Though all the birds were, visually, almost identical, those giving chase were calling out angrily in a distinctive accent. It was obvious to my ears that the aggressors were of the common or American crow species and they were harassing a single unfortunate fish crow, which steadily maintained its urgent flight to safety. 

The fish crow is a particularly misunderstood bird mainly because most people don’t even realize that the unique species exists. Virtually indistinguishable in appearance from the American crow, the fish crow is a separate genus and is quite numerous in the region, especially over the last couple of decades. It has been the dominant species in my neighborhood for quite some time. 

The two crows differ from each other in body size, the fish crow being slightly smaller, and in feeding characteristics, the fish crow preferring to forage for fish and shellfish, their remains and various seafood bits along shorelines, marshes and river beds. 

The larger American crow is more omnivorous and aggressive and its population much more numerous. The only reliable way to differentiate the two species, however, is by their call sound. The caw caw caw of the American crow is clearer and crisper than the fish crow which has a more nasal quality or burr to its voice, almost a Scottish accent. If you hear the two calling simultaneously one can easily recognize a difference. 

The West Nile Virus, which appeared in the U.S. in the late 1990s, had a big impact on all our crow populations but was especially fatal to the American crow. That species lost almost half of its population to the disease throughout the U.S. within very few years. It is now experiencing a strong rebound. 

The fish crow, however, was more resistant to the virus and over time their numbers became dominant in many southeastern coastal and river prominent areas. Since in some ways I’m, at least subliminally, a bit of a fish crow myself, I’ve a preference for their company. Their unique nasal caws have always found a friendly echo in my ears. 

Since that violent clash a few days ago, though, the shorelines have remained curiously silent of both species. Whether the aforementioned battle was one of actual territorial dominance or just a conflict of one flock migrating through another species’ home ground is uncertain. 

Since the odds of their mutual integration is virtually nil, I can only hope that the home team retained its grip on our neighborhood. We’ll soon see. 

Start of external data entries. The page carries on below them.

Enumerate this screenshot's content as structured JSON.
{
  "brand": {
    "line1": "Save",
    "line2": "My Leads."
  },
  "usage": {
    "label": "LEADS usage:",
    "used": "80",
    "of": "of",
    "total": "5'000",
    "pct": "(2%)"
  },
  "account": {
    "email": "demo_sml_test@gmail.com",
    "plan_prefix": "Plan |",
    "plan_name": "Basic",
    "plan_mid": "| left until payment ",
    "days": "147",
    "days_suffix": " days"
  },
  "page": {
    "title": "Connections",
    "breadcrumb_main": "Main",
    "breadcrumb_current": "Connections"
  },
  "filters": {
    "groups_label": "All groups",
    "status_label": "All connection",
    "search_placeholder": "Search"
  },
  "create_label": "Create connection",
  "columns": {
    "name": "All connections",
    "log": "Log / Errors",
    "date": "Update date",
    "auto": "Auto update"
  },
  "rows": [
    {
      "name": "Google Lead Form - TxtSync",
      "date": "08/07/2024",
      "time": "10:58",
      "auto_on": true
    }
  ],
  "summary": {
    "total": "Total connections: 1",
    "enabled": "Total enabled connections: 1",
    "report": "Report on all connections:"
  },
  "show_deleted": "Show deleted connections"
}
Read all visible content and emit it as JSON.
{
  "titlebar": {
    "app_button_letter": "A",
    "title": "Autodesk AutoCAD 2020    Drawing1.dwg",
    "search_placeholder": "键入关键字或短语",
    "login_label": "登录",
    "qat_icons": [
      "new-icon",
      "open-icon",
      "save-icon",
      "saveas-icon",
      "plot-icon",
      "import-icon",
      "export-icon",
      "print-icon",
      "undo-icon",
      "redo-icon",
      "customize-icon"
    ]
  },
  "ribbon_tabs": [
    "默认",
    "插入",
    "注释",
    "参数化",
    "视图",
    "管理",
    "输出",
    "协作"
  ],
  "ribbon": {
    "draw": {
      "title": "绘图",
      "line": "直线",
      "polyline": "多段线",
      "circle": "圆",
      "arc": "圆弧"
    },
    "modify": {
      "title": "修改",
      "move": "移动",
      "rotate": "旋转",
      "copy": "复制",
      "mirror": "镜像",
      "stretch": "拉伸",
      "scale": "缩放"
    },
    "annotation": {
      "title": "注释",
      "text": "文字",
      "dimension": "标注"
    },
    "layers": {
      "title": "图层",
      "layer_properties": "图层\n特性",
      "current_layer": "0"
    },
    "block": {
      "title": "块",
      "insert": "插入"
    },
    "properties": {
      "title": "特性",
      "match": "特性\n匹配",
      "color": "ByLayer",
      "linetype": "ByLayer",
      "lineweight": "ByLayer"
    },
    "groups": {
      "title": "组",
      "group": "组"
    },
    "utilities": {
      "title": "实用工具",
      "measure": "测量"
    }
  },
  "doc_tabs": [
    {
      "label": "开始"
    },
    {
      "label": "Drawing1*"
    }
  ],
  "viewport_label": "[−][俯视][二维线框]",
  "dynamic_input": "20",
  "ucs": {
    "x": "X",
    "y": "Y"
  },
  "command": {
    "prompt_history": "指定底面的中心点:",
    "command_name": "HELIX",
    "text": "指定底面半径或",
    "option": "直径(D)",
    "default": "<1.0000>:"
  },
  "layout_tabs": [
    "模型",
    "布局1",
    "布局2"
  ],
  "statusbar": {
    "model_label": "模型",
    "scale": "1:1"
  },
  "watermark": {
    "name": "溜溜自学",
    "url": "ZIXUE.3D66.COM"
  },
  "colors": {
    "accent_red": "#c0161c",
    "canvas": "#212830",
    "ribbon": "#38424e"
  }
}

The rockfish bite that has developed in the mid-Bay area is a bit underwhelming, the fish are just barely legal and not particularly numerous. The best areas to find them are Swan Point and Hodges Bar north of the Mouth of the Chester, Love Point, Hacketts, the Mouth of the Severn, the West and areas at the Mouth of the Eastern Bay as well as the Bay Bridge. These areas are not a surprise to anyone and not any one place particularly excellent but all will hold some stripers early and late in the day. Anglers trolling small to medium sized bucktails and similar lures are finding larger fish here and there but most are 19 to 26 inches. Chum anglers are also finding rockfish in the same areas and getting quick limits, not so difficult with a one fish per person possession limit. White perch are numerous but small on lumps in the same areas as well as along the shorelines in most tributaries. The crabbing is off to a slow start once again. Though there are some nice sizes showing up, their numbers are decidedly less than forecast by DNR. Time will tell if there is to be any improvement in the overall situation.